街の発展に合わせて商業施設のオープンも相次いだ。13年4月に東急線武蔵小杉駅に直結するショッピングセンター「武蔵小杉東急スクエア」、14年4月に三井ショッピングパーク「ららテラス武蔵小杉」、同年11月には、セブン&アイグループ初のフラッグシップモール「グランツリー武蔵小杉」の開業が話題を呼んだ。それぞれが競い合うように、トレンドを押さえたテナントを迎え入れ、周辺の居住者に便利な食料品や生活雑貨だけでなく、ファッションやグルメなど、魅力あるスポットがそろった。
◆タワーのイメージ変化
武蔵小杉周辺に数々の分譲マンションを展開してきた、三井不動産レジデンシャル横浜支店開発室主事の井橋朋子さんは「グラウンドや工場跡地の住宅開発から始まり、先行してタワーマンションが建設され始めた。それだけでは街の機能としては未完成だったところに、ここ数年で商業施設が相次いでオープン。機能的で魅力ある街へと磨かれ、住まう人のニーズに応える形で徐々に街が成熟してきている」と発展の歴史を振り返る。

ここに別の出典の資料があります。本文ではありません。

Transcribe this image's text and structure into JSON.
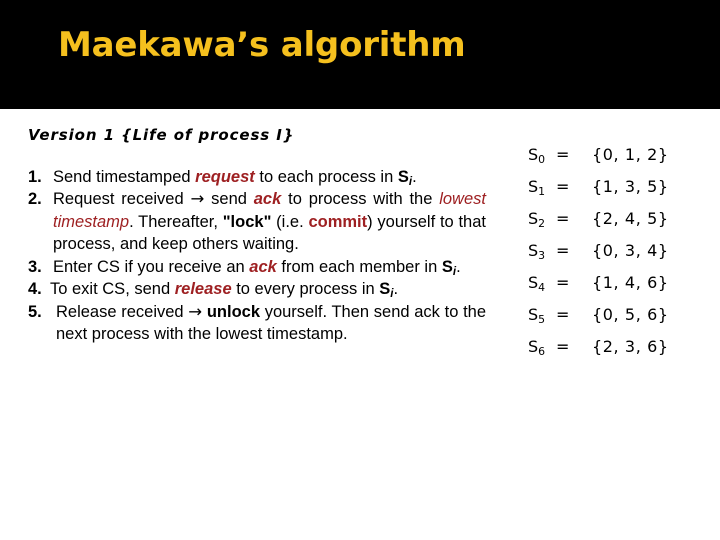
{
  "slide": {
    "title": "Maekawa’s algorithm",
    "title_color": "#F5C01E",
    "band_color": "#000000",
    "background_color": "#FFFFFF",
    "accent_red": "#9E2022"
  },
  "content": {
    "version_heading": "Version 1 {Life of process I}",
    "steps": [
      {
        "number": "1.",
        "segments": [
          {
            "text": "Send timestamped ",
            "style": "plain"
          },
          {
            "text": "request",
            "style": "red-bold-italic"
          },
          {
            "text": " to each process in ",
            "style": "plain"
          },
          {
            "text": "S",
            "style": "bold",
            "subscript": "i"
          },
          {
            "text": ".",
            "style": "plain"
          }
        ]
      },
      {
        "number": "2.",
        "segments": [
          {
            "text": "Request received ",
            "style": "plain"
          },
          {
            "text": "→",
            "style": "arrow"
          },
          {
            "text": " send ",
            "style": "plain"
          },
          {
            "text": "ack",
            "style": "red-bold-italic"
          },
          {
            "text": " to process with the ",
            "style": "plain"
          },
          {
            "text": "lowest timestamp",
            "style": "red-italic"
          },
          {
            "text": ". Thereafter, ",
            "style": "plain"
          },
          {
            "text": "\"lock\"",
            "style": "black-bold"
          },
          {
            "text": " (i.e. ",
            "style": "plain"
          },
          {
            "text": "commit",
            "style": "red-bold"
          },
          {
            "text": ") yourself to that process, and keep others waiting.",
            "style": "plain"
          }
        ]
      },
      {
        "number": "3.",
        "segments": [
          {
            "text": "Enter CS if you receive an ",
            "style": "plain"
          },
          {
            "text": "ack",
            "style": "red-bold-italic"
          },
          {
            "text": " from each member in ",
            "style": "plain"
          },
          {
            "text": "S",
            "style": "bold",
            "subscript": "i"
          },
          {
            "text": ".",
            "style": "plain"
          }
        ]
      },
      {
        "number": "4.",
        "segments": [
          {
            "text": "To exit CS, send ",
            "style": "plain"
          },
          {
            "text": "release",
            "style": "red-bold-italic"
          },
          {
            "text": " to every process in ",
            "style": "plain"
          },
          {
            "text": "S",
            "style": "bold",
            "subscript": "i"
          },
          {
            "text": ".",
            "style": "plain"
          }
        ]
      },
      {
        "number": "5.",
        "segments": [
          {
            "text": "Release received ",
            "style": "plain"
          },
          {
            "text": "→",
            "style": "arrow"
          },
          {
            "text": " ",
            "style": "plain"
          },
          {
            "text": "unlock",
            "style": "black-bold"
          },
          {
            "text": " yourself. Then send ack to the next process with the lowest timestamp.",
            "style": "plain"
          }
        ]
      }
    ]
  },
  "quorum_sets": {
    "equals_symbol": "=",
    "rows": [
      {
        "name": "S",
        "index": "0",
        "value": "{0, 1, 2}"
      },
      {
        "name": "S",
        "index": "1",
        "value": "{1, 3, 5}"
      },
      {
        "name": "S",
        "index": "2",
        "value": "{2, 4, 5}"
      },
      {
        "name": "S",
        "index": "3",
        "value": "{0, 3, 4}"
      },
      {
        "name": "S",
        "index": "4",
        "value": "{1, 4, 6}"
      },
      {
        "name": "S",
        "index": "5",
        "value": "{0, 5, 6}"
      },
      {
        "name": "S",
        "index": "6",
        "value": "{2, 3, 6}"
      }
    ]
  }
}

また、住宅の開発事情については「駅前の成熟と成長が進んでいく中で、周辺地域に新たな価値を持つ物件も生まれている。今年誕生した『GATE SQUARE 小杉陣屋町』は、武蔵小杉の交通アクセスと生活利便性を享受しながら、歴史ある閑静な住宅街にある低層レジデンス。その地の歴史を受け継いだコンセプトと、中庭を賃貸・分譲2つのレジデンスで囲んだプランは希少性が高く、新たなニーズを呼んでいる」と、タワーマンションのイメージがすっかり定着した武蔵小杉にも変化の兆しがあるという。